Закончив, пару раз показав ту разным частям толпы и даже позволив некоторым пощупать цилиндр в поисках потайного пространства, девчонка, оказавшаяся при ближайшем рассмотрении примерно одного со мной возраста, перевернула шляпу вытянутой стороной вниз и, демонстративной засучив рукава, опустила одну руку в отверстие, после чего резко вытянула, являя на свет нечто похожее на горящий шар фейерверка, устремившегося вверх, на целые полметра, после чего он распался на множество искр, медленно тлеющих и оседающих вниз.

Толпа воодушевлённо загудела.

— Вау!

— Ничего себе!

— Ещё! Ещё!

А кого-то данный фокус не особо-то и впечатлил.

— Ой, да я такое уже тыщщу раз видела…

— Ну и иди тогда отсюда, — буркнул голос из толпы.

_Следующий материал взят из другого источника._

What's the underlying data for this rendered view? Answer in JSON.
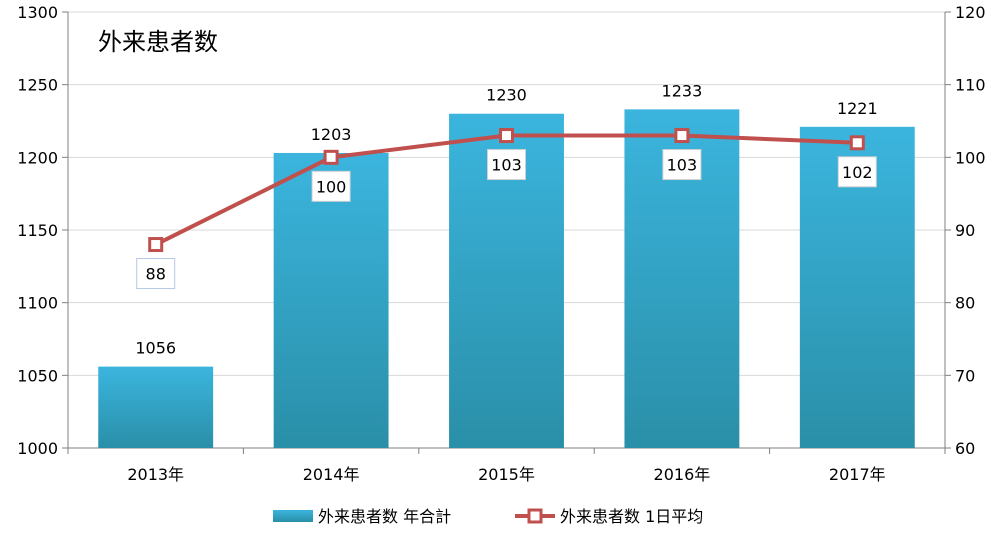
{
  "chart_data": {
    "type": "bar+line",
    "title": "外来患者数",
    "categories": [
      "2013年",
      "2014年",
      "2015年",
      "2016年",
      "2017年"
    ],
    "series": [
      {
        "name": "外来患者数 年合計",
        "type": "bar",
        "axis": "left",
        "values": [
          1056,
          1203,
          1230,
          1233,
          1221
        ]
      },
      {
        "name": "外来患者数 1日平均",
        "type": "line",
        "axis": "right",
        "values": [
          88,
          100,
          103,
          103,
          102
        ]
      }
    ],
    "y_left": {
      "min": 1000,
      "max": 1300,
      "ticks": [
        1000,
        1050,
        1100,
        1150,
        1200,
        1250,
        1300
      ]
    },
    "y_right": {
      "min": 60,
      "max": 120,
      "ticks": [
        60,
        70,
        80,
        90,
        100,
        110,
        120
      ]
    },
    "colors": {
      "bar_top": "#3bb5de",
      "bar_bottom": "#2a8fa8",
      "line": "#c0504d",
      "grid": "#d9d9d9",
      "axis": "#808080"
    },
    "grid": true,
    "legend_position": "bottom"
  }
}
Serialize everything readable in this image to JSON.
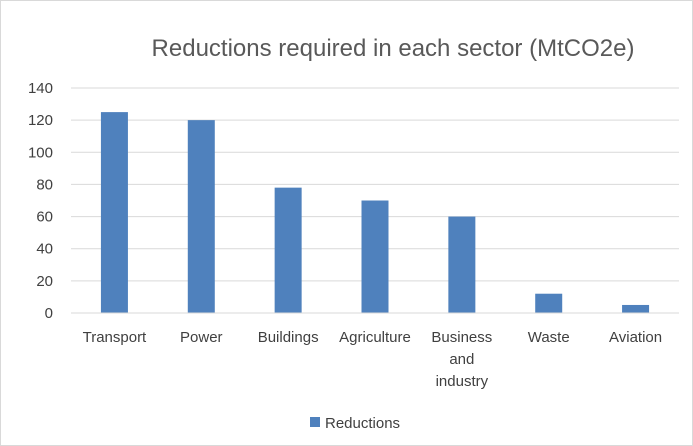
{
  "chart_data": {
    "type": "bar",
    "title": "Reductions required in each sector (MtCO2e)",
    "categories": [
      "Transport",
      "Power",
      "Buildings",
      "Agriculture",
      "Business and industry",
      "Waste",
      "Aviation"
    ],
    "category_lines": [
      [
        "Transport"
      ],
      [
        "Power"
      ],
      [
        "Buildings"
      ],
      [
        "Agriculture"
      ],
      [
        "Business",
        "and",
        "industry"
      ],
      [
        "Waste"
      ],
      [
        "Aviation"
      ]
    ],
    "series": [
      {
        "name": "Reductions",
        "values": [
          125,
          120,
          78,
          70,
          60,
          12,
          5
        ],
        "color": "#4f81bd"
      }
    ],
    "ylim": [
      0,
      140
    ],
    "yticks": [
      0,
      20,
      40,
      60,
      80,
      100,
      120,
      140
    ],
    "grid": true,
    "legend": "bottom"
  }
}
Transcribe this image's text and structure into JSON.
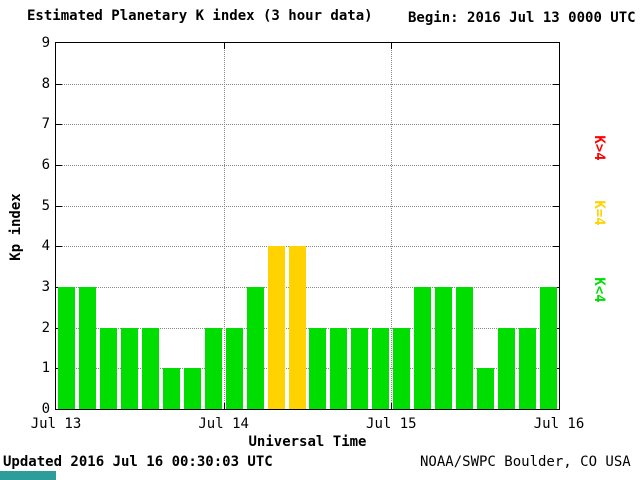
{
  "header": {
    "title": "Estimated Planetary K index (3 hour data)",
    "begin_label": "Begin:",
    "begin_value": "2016 Jul 13 0000 UTC"
  },
  "footer": {
    "updated": "Updated 2016 Jul 16 00:30:03 UTC",
    "source": "NOAA/SWPC Boulder, CO USA"
  },
  "chart_data": {
    "type": "bar",
    "title": "Estimated Planetary K index (3 hour data)",
    "xlabel": "Universal Time",
    "ylabel": "Kp index",
    "ylim": [
      0,
      9
    ],
    "y_ticks": [
      0,
      1,
      2,
      3,
      4,
      5,
      6,
      7,
      8,
      9
    ],
    "x_ticks": [
      "Jul 13",
      "Jul 14",
      "Jul 15",
      "Jul 16"
    ],
    "interval_hours": 3,
    "bars_per_day": 8,
    "values": [
      3,
      3,
      2,
      2,
      2,
      1,
      1,
      2,
      2,
      3,
      4,
      4,
      2,
      2,
      2,
      2,
      2,
      3,
      3,
      3,
      1,
      2,
      2,
      3
    ],
    "grid": true,
    "legend_position": "right",
    "colors": {
      "low": "#00dd00",
      "mid": "#ffd200",
      "high": "#ff0000"
    },
    "legend": [
      {
        "label": "K>4",
        "color": "#ff0000"
      },
      {
        "label": "K=4",
        "color": "#ffd200"
      },
      {
        "label": "K<4",
        "color": "#00dd00"
      }
    ]
  }
}
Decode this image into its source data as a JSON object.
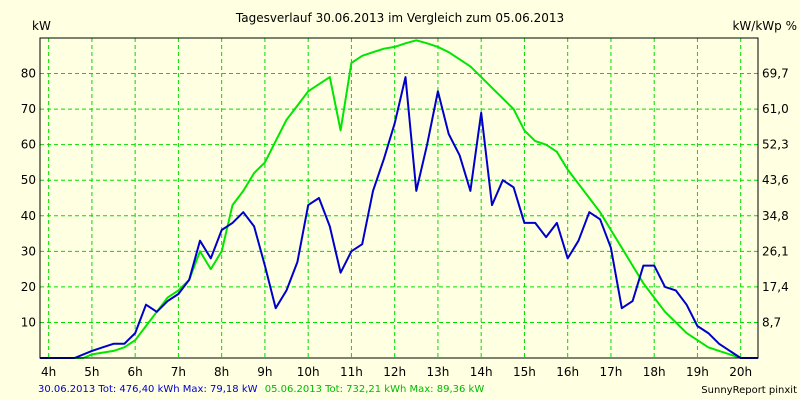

Сама же Худини повторила свой фокус ещё несколько раз, после чего поклонилась и слегка толкнув ногой ящик, попутно мотнув на него глазами, дескать, не плохо было бы получить «чаевые» за представление и, пока люди переговариваясь и улыбаясь небольшому фокусу, кидали, кто монетки, а кто и долларовые купюры в коробочку, фокусница выцепила взглядом из толпы меня.

— Ох, парень, — демонстративно громко окликнула девчонка, отчего всё внимание толпы сосредоточилось уже на мне. — Не хочешь ли стать моим прекрасным ассистентом на ближайшие пару минут?

Собственно, почему бы и нет, что я и озвучил — всё же выходной у меня.

Со мной Худини провернула тот же фокус, показывая цилиндр и прося убедиться, что в нём нет потайных отделений, складочек или ещё чего, а потом, когда я покрутил в руках оный предмет гардероба и подтвердил, что он действительно был совершенно обычный, Худини вновь «достала» оттуда искрящий шарик фейерверка, устремившийся вверх, под аплодисменты толпы.

Когда же я уже собирался уходить, девочка «оступилась», завалившись мне на грудь, а я почувствовал, как её юркие пальчики вытаскивают из внутреннего кармана моей куртки кошелёк, в тот краткий момент, когда я поймал, ойкнувшую и, казалось, сильно смутившуюся девочку.

Толпа что-то одобрительное кричала, мол, ай девчонка молодец, пять минут как увидела, а уже в объятиях мальчика, но меня это не особо интересовало, я смотрел на резко начавшую краснеть и запинаться «Худини», которая быстро тараторя начала собирать вещички и, крикнув, что «нет, она не убегает, а просто её, великую, ждёт публика в другом месте и, вообще, она красная не из-за смущения, просто тут холодно, да-да!» убежала под весёлый гогот толпы. Ну а я… не поверил. Уж слишком всё было театральным, слишком удачным. Так что, недолго думая, под смешки всё той же толпы отправился за «Великой», дабы всё же поинтересоваться, было ли воровство моего бумажника частью представления, или она импровизировала?